Mr Martin has also taken a leaf out of Apple's playbook. The latest franking machine for small business – it's called the Pitney Bowes Connect+ – is a "platform", not just a machine. As with the iPhone, app developers are being encouraged to design extra features for the machine. Soon, it won't just print the postage but may also be able to check the accuracy of addresses or target direct mail to the right type of household.

It is all a far cry from the first hulking postage meters on display at Pitney Bowes's Connecticut headquarters, complete with Dickensian-looking pots where operators had to put the ink – but let's not forget those machines were on the cutting edge in their day. "Pitney Bowes has always been an innovative company," its chief executive says, "and it continues to reinvent itself. That's why it has been here for 90 years".

One interesting thing about our interview: at no point does Mr Martin utter the word "paper". Not once. When he means paper, he says "physical", as in, not digital.

He has been scanning and saving his mail in digital form for about five years, he says, an experiment that, through some twists and turns, led to Pitney Bowes's latest big idea – a web service called Volly where consumers can collate all their bills in one place, from credit and store cards to utility bills. It is going live in the US around the turn of the year, and ought to be available in the UK by the end of 2012.

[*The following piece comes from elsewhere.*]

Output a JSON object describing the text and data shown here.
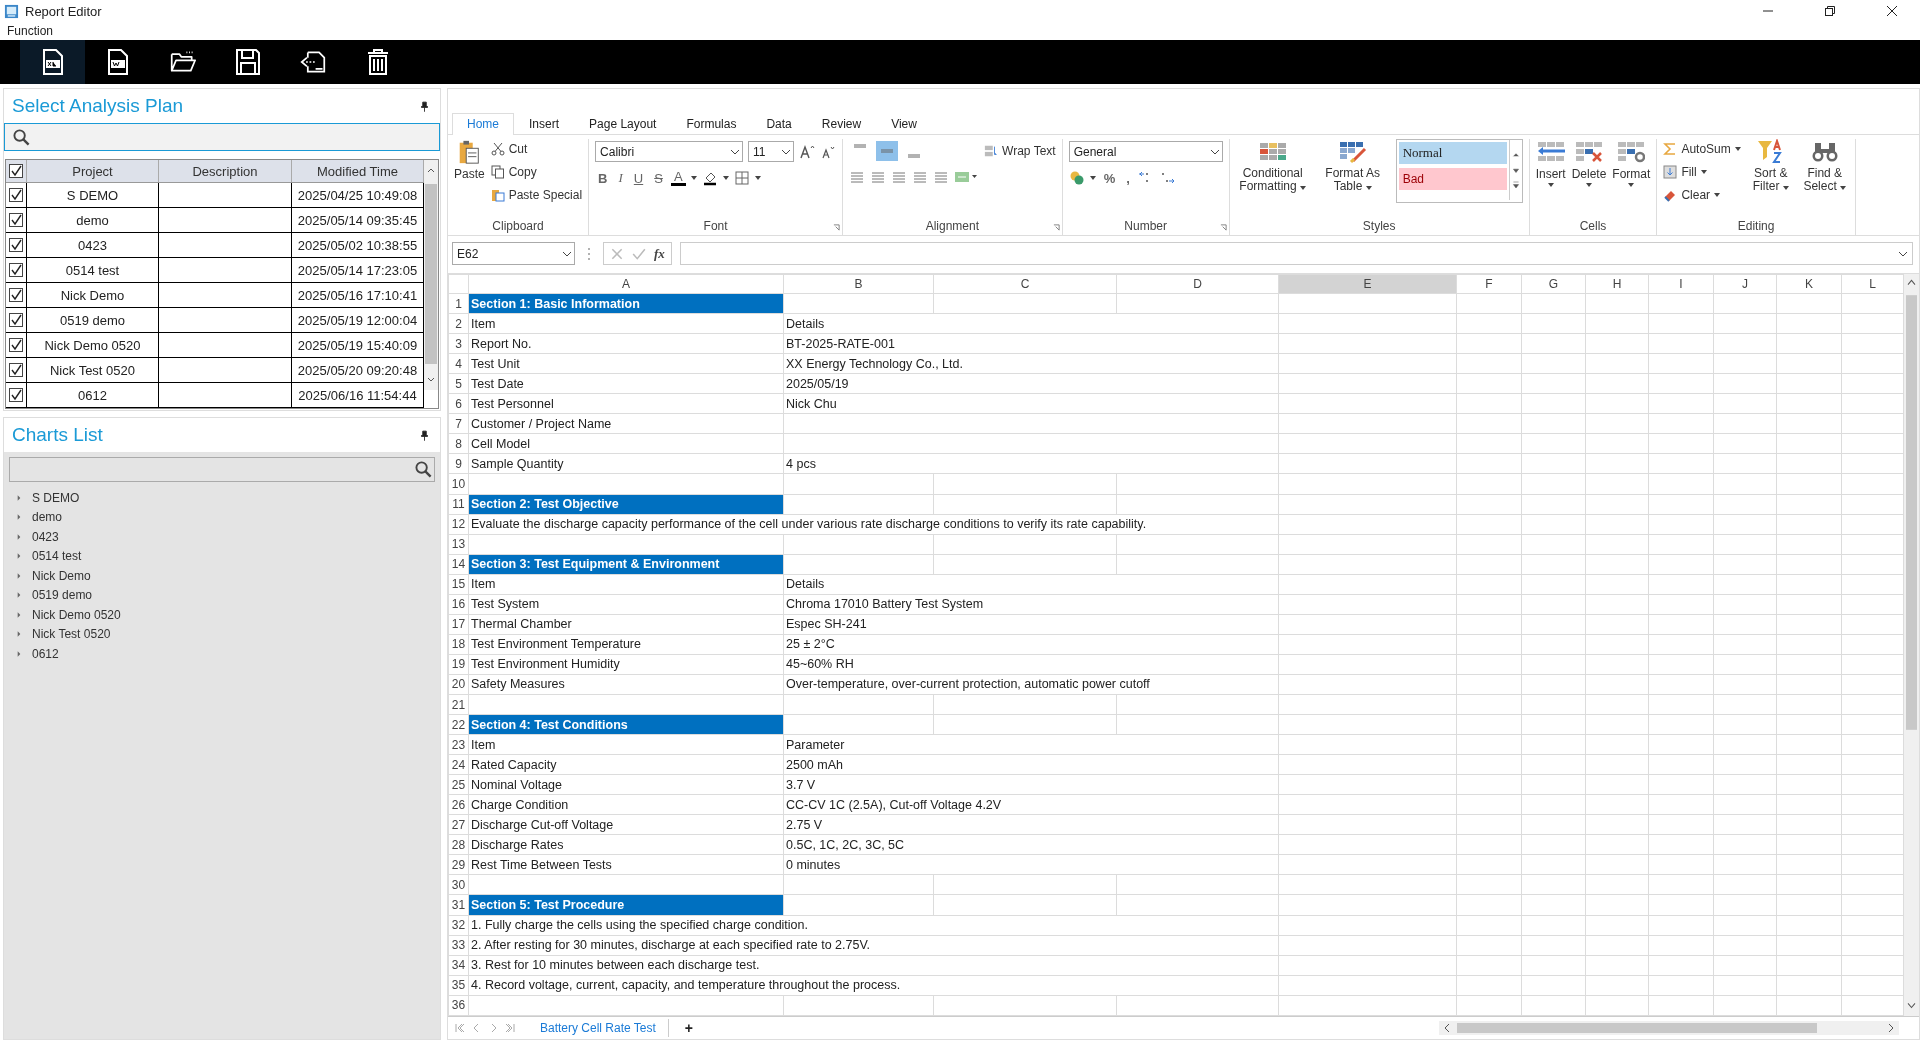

"It went back to a vision of this, and asking what is it like to deal in a digital environment in your home. I digitised the mail and I gave the physical to my wife. She took care of the physical files and I took care of the digital, and we looked at what were the problems with finding things if it's digital versus physical.

"My wife gets roped into all of it. If we build a new product I give it to her. She says, 'I hate it because you talk about it afterwards.' You want somebody who is not familiar with it, hasn't thought about it, someone who is not a technology person. It's too easy to make things that work for somebody who is well-versed, instead of somebody who isn't. She doesn't like being the tester, but..." He grins again.

Volly enters a competitive and fast-changing arena, where start-ups and multi-national companies alike are fighting to persuade consumers to bring all their log-ins and online activity into a single place. Some analysts are sceptical that Pitney Bowes is spending its money in the right place. Maybe it would be better if it just took all that cash from its lucrative franking and printing business and gave it back to shareholders.

Mr Martin points out the dividend is already generous, and he is sure Volly has a decisive advantage over rivals. "In America, our equipment creates or processes 74 per cent of

all the bills; globally it's well over 50 per cent. It's going to take years for adoption to occur, but where does it start? It starts with the biller, and if you don't have relationships with those billers, you are going to have to try to find them and create them. We provide an integrated digital and physical solution that can migrate as the consumer allows it to migrate."

How fast will consumer adoption be? We will have to see. In the meanwhile, Mr Martin will have to indulge his speed-freakery outside the office. Just before our interview, he had received a DVD of footage from a recent day out at Silverstone in the UK, where he drove the new McLaren MP4-12C and was taken for a high-speed spin by Lewis Hamilton. "I love fast cars," he says, again with the grin. "I like to use somebody else's car, though. I would love to race, but I don't. I don't think the board would be thrilled with the idea."

Murray Martin CV

Born 11 December, 1947, to a Mennonite minister in the farming community of Hawkesville, Canada.

College Maths and computer science at the University of Waterloo but dropped out – like Mike Lazaridis, the founder of Research in Motion. Since made Distinguished Fellow in cryptographic research.

Career Joined Litton Industries as a salesman, aged 19, and 10 years later was company president. Has been at Pitney Bowes since 1987, chief executive since 2007 and chairman since 2009.

Passions Business (he raised German Shepherd dogs for money aged 5, and ran a country store aged 10), fast cars and ice hockey. He has had a gold front tooth since a hockey injury 48 years ago.